Ethereum ETFs Likely to Launch This Summer: SEC Chairman

Ethereum ETFs Likely to Launch This Summer: SEC Chairman
Ethereum ETFs Likely to Launch This Summer: SEC Chairman

S-1 registration forms for several Ethereum spot ETF applicants will likely be approved this summer, Securities and Exchange Commission (SEC) Chairman Gary Gensler said.

This comes after the agency approved 19b-4 applications from stock exchanges in late May to list such products. All that is needed now is regulatory approval of individual issuer applications, after which a spot Ethereum ETF can immediately go live in the United States.

“Individual issuers are still working through the registration process. That’s going smoothly,” Gensler said Thursday during a Senate hearing. “I imagine that at some point during this summer they will be [aprobados].”

Gensler highlighted how Ethereum futures ETFs had already gone live last summer, and that CME Ether futures had already been around for years.

While there was proven to be very little demand for those futures ETFs, many analysts, including K33 Research, expect the spot products to absorb up to $4 billion in their first five months, representing 20% ​​to 30% of flows into their Bitcoin-based counterparts.

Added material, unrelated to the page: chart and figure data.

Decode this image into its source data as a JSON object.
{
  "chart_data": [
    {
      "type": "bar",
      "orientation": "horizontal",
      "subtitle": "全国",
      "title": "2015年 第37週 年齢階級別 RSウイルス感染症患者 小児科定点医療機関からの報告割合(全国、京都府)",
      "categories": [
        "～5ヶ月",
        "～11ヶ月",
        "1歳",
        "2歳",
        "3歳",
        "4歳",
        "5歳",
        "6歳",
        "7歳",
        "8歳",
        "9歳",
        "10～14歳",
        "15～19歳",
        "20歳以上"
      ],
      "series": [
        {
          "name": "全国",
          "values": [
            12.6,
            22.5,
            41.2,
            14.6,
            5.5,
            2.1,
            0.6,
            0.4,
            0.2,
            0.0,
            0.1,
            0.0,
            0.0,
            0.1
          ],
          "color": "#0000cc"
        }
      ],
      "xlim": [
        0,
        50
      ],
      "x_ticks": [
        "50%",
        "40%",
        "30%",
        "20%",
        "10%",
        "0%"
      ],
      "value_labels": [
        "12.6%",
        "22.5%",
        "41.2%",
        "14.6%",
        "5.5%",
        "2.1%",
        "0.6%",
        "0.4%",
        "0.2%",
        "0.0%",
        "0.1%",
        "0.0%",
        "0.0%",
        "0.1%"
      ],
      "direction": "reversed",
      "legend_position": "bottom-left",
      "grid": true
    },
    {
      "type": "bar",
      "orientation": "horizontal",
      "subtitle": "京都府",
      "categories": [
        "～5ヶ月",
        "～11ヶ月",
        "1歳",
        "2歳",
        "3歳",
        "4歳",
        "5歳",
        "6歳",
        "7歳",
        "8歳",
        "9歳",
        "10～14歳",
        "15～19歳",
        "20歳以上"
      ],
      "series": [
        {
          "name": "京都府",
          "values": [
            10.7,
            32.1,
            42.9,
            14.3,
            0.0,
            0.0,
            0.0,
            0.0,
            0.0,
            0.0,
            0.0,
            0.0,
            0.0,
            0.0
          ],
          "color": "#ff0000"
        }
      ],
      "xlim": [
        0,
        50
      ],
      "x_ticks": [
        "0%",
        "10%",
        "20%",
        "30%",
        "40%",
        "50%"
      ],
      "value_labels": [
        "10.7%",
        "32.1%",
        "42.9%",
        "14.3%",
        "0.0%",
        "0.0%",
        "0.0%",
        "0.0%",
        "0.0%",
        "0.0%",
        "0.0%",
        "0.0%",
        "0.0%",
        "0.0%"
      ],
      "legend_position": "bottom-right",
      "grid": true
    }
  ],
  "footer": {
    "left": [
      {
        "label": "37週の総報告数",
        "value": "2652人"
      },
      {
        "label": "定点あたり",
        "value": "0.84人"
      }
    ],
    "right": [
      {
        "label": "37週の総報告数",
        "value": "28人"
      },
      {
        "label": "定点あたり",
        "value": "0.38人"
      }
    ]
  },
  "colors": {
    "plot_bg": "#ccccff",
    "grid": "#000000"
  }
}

The president’s projected timeline mirrors that of ETF experts at Bloomberg, who said it would likely take “weeks” to “months” before the S-1 documents were approved after the 19b-4 approvals. In any case, the arrival of such funds in the US was a question of “if” and not “when.”

Despite his confirmation, Gensler still did not directly answer whether Ethereum is classified as a security or commodity when asked directly. Legal experts argue that Ethereum has already been implicitly considered a commodity by being approved as a single-asset ETF product.

The SEC chairman also expressed concern about a provision recently included in the agency’s fiscal year 2025 funding bill by the House Appropriations Committee. The stipulation requires that “none of the available funds… be used to carry out an enforcement action related to a digital asset transaction,” unless it is related to fraud or market manipulation.

“It would be a serious setback to our efforts,” Gensler said. “While not all cryptocurrencies are securities… those that are have an obligation to disclose complete, fair and accurate information to the public. We would lose that.”